John Yau Reads Brandon Som's The Tribute Horse
In his marvelously titled review, "Foreign Sounds or Sounds Foreign," John Yau reflects on sound and the experience of language, and their impact on poet Brandon Som's work. The author of The Tribute Horse, published in 2014 by Nightboat Books, Som is Chinese-American and Mexican-American. His sonically-driven poetry is informed by his experiences growing up in households where Chinese and Spanish were the only languages spoken, and his striving to understand these languages while fluent in neither. From Yau's review:
Som knows that language and sound contribute to identity, especially if immigration is part of one’s current family history. Wasn’t this also true of Louis Zukofsky, who grew up on New York’s Lower East Side speaking Yiddish and didn’t begin to learn English until he started school? Doesn’t Som’s musical and linguistic terseness, his use of found text, and homophonic translations suggest that he has learned from the Objectivists? Isn’t his “debt of sound” also true of Zukosky and others who grew up in a household where English wasn’t the primary spoken language? Or is the avant-garde tradition not open to Asian American writers?
In a recent interview with Interlochen Review editors Nim Holden, Ray Kearns and Sarah Arnett, Som said:
I’m both Chinese-American and Mexican-American, or Chicano. I grew up in these households where Chinese was primarily spoken or Spanish was primarily spoken, and I wasn’t fluent in these languages at all, so I grew up really hearing the music of these languages more so than understanding their meaning. That was really important to me and I think it probably led to me becoming a poet because I spent a lot of time developing a kind of interiority, a kind of inner life, a kind of meditative life. I think it’s also led to me foregrounding and prioritizing music within my own poetry. I’m really interested in what your question suggests, this kind of multi-lingual experience on the page. I think that’s the experience that so many of us have, and I really see the poem as a space for recording all of these languages and their music.
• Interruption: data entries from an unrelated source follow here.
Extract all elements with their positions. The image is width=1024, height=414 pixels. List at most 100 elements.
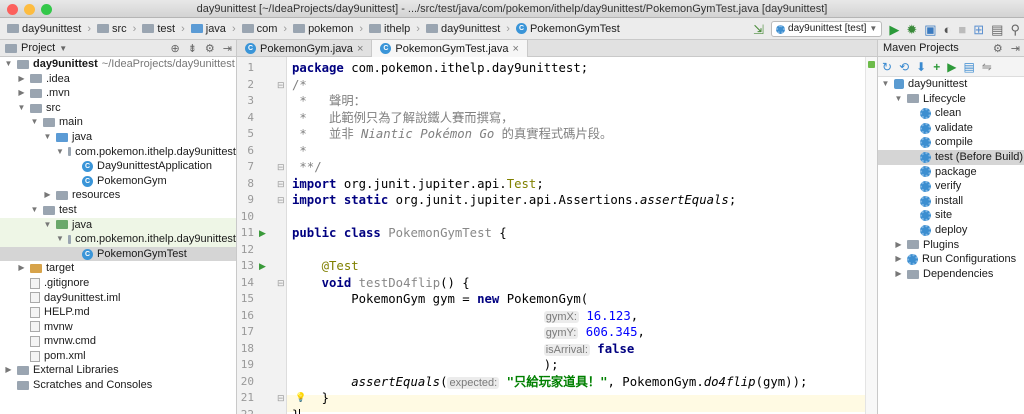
maven-tree-item[interactable]: ▶ Plugins	[878, 238, 1024, 253]
run-icon[interactable]: ▶	[889, 23, 899, 36]
fold-marker-icon[interactable]: ⊟	[277, 278, 285, 289]
expand-arrow-icon[interactable]: ▶	[17, 72, 26, 87]
close-window-button[interactable]	[7, 4, 18, 15]
project-tree-item[interactable]: ▼ java	[0, 217, 236, 233]
project-tree-item[interactable]: ▼ main	[0, 115, 236, 130]
editor-tab[interactable]: C PokemonGymTest.java ×	[372, 40, 528, 57]
expand-arrow-icon[interactable]: ▼	[30, 203, 39, 218]
breadcrumb-item[interactable]: day9unittest ›	[423, 23, 513, 35]
maven-tree-item[interactable]: ▶ Dependencies	[878, 267, 1024, 282]
maven-tree-item[interactable]: verify	[878, 179, 1024, 194]
coverage-icon[interactable]: ▣	[924, 23, 936, 36]
expand-arrow-icon[interactable]: ▼	[43, 130, 52, 145]
locate-icon[interactable]: ⊕	[170, 42, 179, 55]
hide-panel-icon[interactable]: ⇥	[1011, 42, 1020, 55]
expand-arrow-icon[interactable]: ▶	[17, 261, 26, 276]
expand-arrow-icon[interactable]: ▶	[43, 188, 52, 203]
expand-arrow-icon[interactable]: ▼	[43, 218, 52, 233]
execute-goal-icon[interactable]: ▤	[963, 60, 974, 74]
stop-icon[interactable]: ■	[958, 23, 966, 36]
run-class-icon[interactable]: ▶	[259, 228, 267, 239]
maven-tree-item[interactable]: deploy	[878, 223, 1024, 238]
project-tree-item[interactable]: Scratches and Consoles	[0, 378, 236, 393]
breadcrumb-item[interactable]: test ›	[139, 23, 187, 35]
project-tree-item[interactable]: ▶ resources	[0, 188, 236, 203]
project-structure-icon[interactable]: ▤	[991, 23, 1003, 36]
project-tree-item[interactable]: C Day9unittestApplication	[0, 159, 236, 174]
search-icon[interactable]: ⚲	[1010, 23, 1020, 36]
fold-marker-icon[interactable]: ⊟	[277, 80, 285, 91]
expand-arrow-icon[interactable]: ▼	[4, 57, 13, 72]
project-tree-item[interactable]: ▼ com.pokemon.ithelp.day9unittest	[0, 232, 236, 247]
editor-tab[interactable]: C PokemonGym.java ×	[237, 40, 373, 57]
project-tree-item[interactable]: ▼ test	[0, 203, 236, 218]
breadcrumb-item[interactable]: pokemon ›	[290, 23, 366, 35]
maven-tree-item[interactable]: validate	[878, 121, 1024, 136]
breadcrumb-item[interactable]: com ›	[239, 23, 290, 35]
maven-tree-item[interactable]: ▶ Run Configurations	[878, 252, 1024, 267]
debug-icon[interactable]: ✹	[906, 23, 917, 36]
download-icon[interactable]: ⬇	[916, 60, 926, 74]
run-test-icon[interactable]: ▶	[259, 261, 267, 272]
project-tree-item[interactable]: C PokemonGym	[0, 174, 236, 189]
gear-icon[interactable]: ⚙	[993, 42, 1003, 55]
run-configuration-select[interactable]: day9unittest [test] ▼	[771, 21, 883, 37]
project-tree-item[interactable]: .gitignore	[0, 276, 236, 291]
project-tree-item[interactable]: ▶ .mvn	[0, 86, 236, 101]
expand-arrow-icon[interactable]: ▼	[894, 92, 903, 107]
breadcrumb-item[interactable]: ithelp ›	[366, 23, 423, 35]
toggle-offline-icon[interactable]: ⇋	[982, 60, 992, 74]
hide-panel-icon[interactable]: ⇥	[223, 42, 232, 55]
expand-arrow-icon[interactable]: ▼	[881, 77, 890, 92]
expand-arrow-icon[interactable]: ▶	[4, 363, 13, 378]
project-tree-item[interactable]: pom.xml	[0, 349, 236, 364]
maven-tree-item[interactable]: site	[878, 208, 1024, 223]
breadcrumb-item[interactable]: java ›	[188, 23, 239, 35]
expand-arrow-icon[interactable]: ▶	[894, 238, 903, 253]
project-tree-item[interactable]: mvnw.cmd	[0, 334, 236, 349]
generate-sources-icon[interactable]: ⟲	[899, 60, 909, 74]
fold-marker-icon[interactable]: ⊟	[277, 393, 285, 404]
maven-tree-item[interactable]: package	[878, 165, 1024, 180]
expand-arrow-icon[interactable]: ▼	[56, 232, 64, 247]
intention-bulb-icon[interactable]: 💡	[295, 392, 306, 403]
breadcrumb-item[interactable]: day9unittest ›	[4, 23, 94, 35]
project-tree-item[interactable]: ▶ External Libraries	[0, 363, 236, 378]
expand-arrow-icon[interactable]: ▶	[17, 86, 26, 101]
maven-tree-item[interactable]: clean	[878, 106, 1024, 121]
zoom-window-button[interactable]	[41, 4, 52, 15]
project-tree-item[interactable]: ▶ target	[0, 261, 236, 276]
minimize-window-button[interactable]	[24, 4, 35, 15]
project-tree-item[interactable]: C PokemonGymTest	[0, 246, 236, 262]
maven-tree-item[interactable]: test (Before Build)	[878, 149, 1024, 165]
expand-arrow-icon[interactable]: ▼	[56, 145, 64, 160]
expand-arrow-icon[interactable]: ▼	[30, 115, 39, 130]
expand-arrow-icon[interactable]: ▶	[894, 252, 903, 267]
maven-tree-item[interactable]: ▼ day9unittest	[878, 77, 1024, 92]
maven-tree-item[interactable]: ▼ Lifecycle	[878, 92, 1024, 107]
expand-arrow-icon[interactable]: ▶	[894, 267, 903, 282]
project-tree-item[interactable]: mvnw	[0, 320, 236, 335]
project-panel-title[interactable]: Project	[21, 42, 55, 54]
close-tab-icon[interactable]: ×	[512, 43, 518, 55]
vcs-update-icon[interactable]: ⊞	[973, 23, 984, 36]
expand-arrow-icon[interactable]: ▼	[17, 101, 26, 116]
profile-icon[interactable]: ◐	[944, 23, 952, 36]
code-editor[interactable]: 1 2 3 4 5 6 7 8 9 10 11 12 13 14 15 16 17 18 19 20 21 22 ⊟ ⊟ ⊟ ⊟ ⊟…	[237, 57, 877, 414]
breadcrumb-item[interactable]: C PokemonGymTest	[513, 23, 623, 35]
fold-marker-icon[interactable]: ⊟	[277, 179, 285, 190]
project-tree-item[interactable]: day9unittest.iml	[0, 291, 236, 306]
fold-marker-icon[interactable]: ⊟	[277, 195, 285, 206]
maven-tree-item[interactable]: install	[878, 194, 1024, 209]
project-tree-item[interactable]: ▼ day9unittest ~/IdeaProjects/day9unittest	[0, 57, 236, 72]
project-tree-item[interactable]: ▶ .idea	[0, 72, 236, 87]
build-icon[interactable]: ⇲	[753, 23, 764, 36]
maven-tree-item[interactable]: compile	[878, 135, 1024, 150]
gear-icon[interactable]: ⚙	[205, 42, 215, 55]
fold-marker-icon[interactable]: ⊟	[277, 162, 285, 173]
close-tab-icon[interactable]: ×	[357, 43, 363, 55]
add-icon[interactable]: +	[933, 60, 940, 74]
run-icon[interactable]: ▶	[947, 60, 956, 74]
collapse-icon[interactable]: ⇟	[188, 42, 197, 55]
project-tree-item[interactable]: ▼ com.pokemon.ithelp.day9unittest	[0, 145, 236, 160]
In citing that his “interiority” developed partly in response to growing up in a household where he “wasn’t fluent” in the language spoken by his parents, Som speaks about an immigrant experience. His opening prose “Elegy” gets right to the heart of this book: “My grandfather, aboard at twelve, practiced a paper name.” He was an illegal immigrant, who found a way to bypass the Chinese Exclusion act of 1882, the only law in American history that denied citizenship or entry into the United States based upon a specific nationality. The term “paper son or daughter” refers to Chinese people who purchased fraudulent documents stating that they were blood relatives to Chinese Americans who had citizenships in the United States. Such faked documents likely required you change your name as well as memorize a fake family history.